I hate to say it, but Manziel would have been given more opportunities to stick around had he actually been a good quarterback. You aren’t going anywhere in the NFL by completing 57 percent of your passes for 6.5 yards per attempt.
Well, unless you’re Peyton Manning, who actually did the same thing as a rookie. The obvious difference was of course that Manning was considered the biggest film room junkie in NFL history while Manziel admittedly didn’t realize that quarterbacks can’t just show up and leave the facility when everyone else does. If he’s ever going to succeed as a professional football player, Manziel has to take a Manning-like approach to film study.
That takes a commitment that few have. As Manziel said on Pardon My Take, that’s the reason guys like Tom Brady and Ben Roethlisberger have been so successful for so long. It’s more than a job.

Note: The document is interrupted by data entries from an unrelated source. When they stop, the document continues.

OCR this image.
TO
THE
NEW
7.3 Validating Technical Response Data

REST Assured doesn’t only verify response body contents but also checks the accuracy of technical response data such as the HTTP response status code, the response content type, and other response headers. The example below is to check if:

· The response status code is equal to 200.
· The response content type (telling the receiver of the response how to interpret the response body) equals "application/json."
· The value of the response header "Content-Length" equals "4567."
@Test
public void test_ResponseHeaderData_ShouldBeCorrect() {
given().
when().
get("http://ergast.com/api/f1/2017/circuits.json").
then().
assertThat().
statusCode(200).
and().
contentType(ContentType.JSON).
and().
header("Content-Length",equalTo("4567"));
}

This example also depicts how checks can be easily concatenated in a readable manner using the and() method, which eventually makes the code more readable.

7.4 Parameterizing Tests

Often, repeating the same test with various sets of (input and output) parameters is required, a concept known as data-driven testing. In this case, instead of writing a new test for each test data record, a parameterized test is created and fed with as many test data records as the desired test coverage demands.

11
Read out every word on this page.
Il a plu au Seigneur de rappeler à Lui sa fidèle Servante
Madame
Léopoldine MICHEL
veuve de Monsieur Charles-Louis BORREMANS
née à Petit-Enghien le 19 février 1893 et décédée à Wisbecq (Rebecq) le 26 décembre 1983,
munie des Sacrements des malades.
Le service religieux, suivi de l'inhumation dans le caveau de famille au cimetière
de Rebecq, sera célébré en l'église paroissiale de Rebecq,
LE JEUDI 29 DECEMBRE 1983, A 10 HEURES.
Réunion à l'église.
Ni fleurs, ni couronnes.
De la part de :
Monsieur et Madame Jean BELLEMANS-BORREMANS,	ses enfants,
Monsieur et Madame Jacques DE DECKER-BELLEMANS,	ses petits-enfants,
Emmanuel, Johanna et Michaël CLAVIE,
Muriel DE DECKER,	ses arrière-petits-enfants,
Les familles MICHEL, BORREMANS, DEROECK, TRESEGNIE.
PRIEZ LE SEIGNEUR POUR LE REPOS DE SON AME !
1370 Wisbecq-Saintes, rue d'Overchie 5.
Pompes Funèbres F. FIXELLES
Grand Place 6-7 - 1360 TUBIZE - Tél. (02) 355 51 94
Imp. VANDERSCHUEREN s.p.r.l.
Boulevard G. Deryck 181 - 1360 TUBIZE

During those 2 years that Manziel spent in Cleveland, it probably felt too much like a job that prevented him from doing what he really wanted to do.
That prompted an interesting question during Manziel’s Pardon My Take Interview.
Does he still love football?
“I think that’s a great question,” Manziel said on Pardon My Take. “… After all the stuff that’s gone on, after (my redshirt sophomore year at Texas A&M) of being banged up, taking 5 days off and then going straight to training for the draft, straight through the draft hype and through that entire long process of being drafted and going straight back into spring training camp and then getting ready for my first season in the NFL, I could not wait for a break.
“I felt like I was so burnt out and so tired and I never really got a chance to clear my head … and I questioned myself after I got cut in Cleveland if it was really what I wanted to do.”
“Once it was taken away from me and once I didn’t have it, the hunger and the longing and the desire to have that in my life again was so strong that I had to get back on the football field and working out to try and make a comeback last year,” Manziel said. “… I’m happy where I’m at in my personal life, where my head’s at and the state of clarity that I’m in to be able to look back and acknowledge that I made a lot of mistakes.
“But at the same time, I don’t feel like I buried myself too deep to not climb my way out.”
Only time will tell if Manziel created too deep of a hole for himself. It sounds like at the very least, Manziel is equipped with all the mental tools he needs to climb out of that hole. But one misstep can result in him slipping back to the bottom.
All eyes will be on Manziel as he attempts this comeback, for better or for worse. If someone snaps a picture of him at a club, people will expect the worst. If he oversleeps a team meeting with his next professional football team (likely in the CFL), it’ll be viral news. If he does anything to make people think he’s still the old Johnny Manziel, his hole to climb out of will get deeper and his window of opportunity will shrink.
On Monday, we heard the new and improved version of Manziel.
Now, it’s time to see just how new and improved it really is.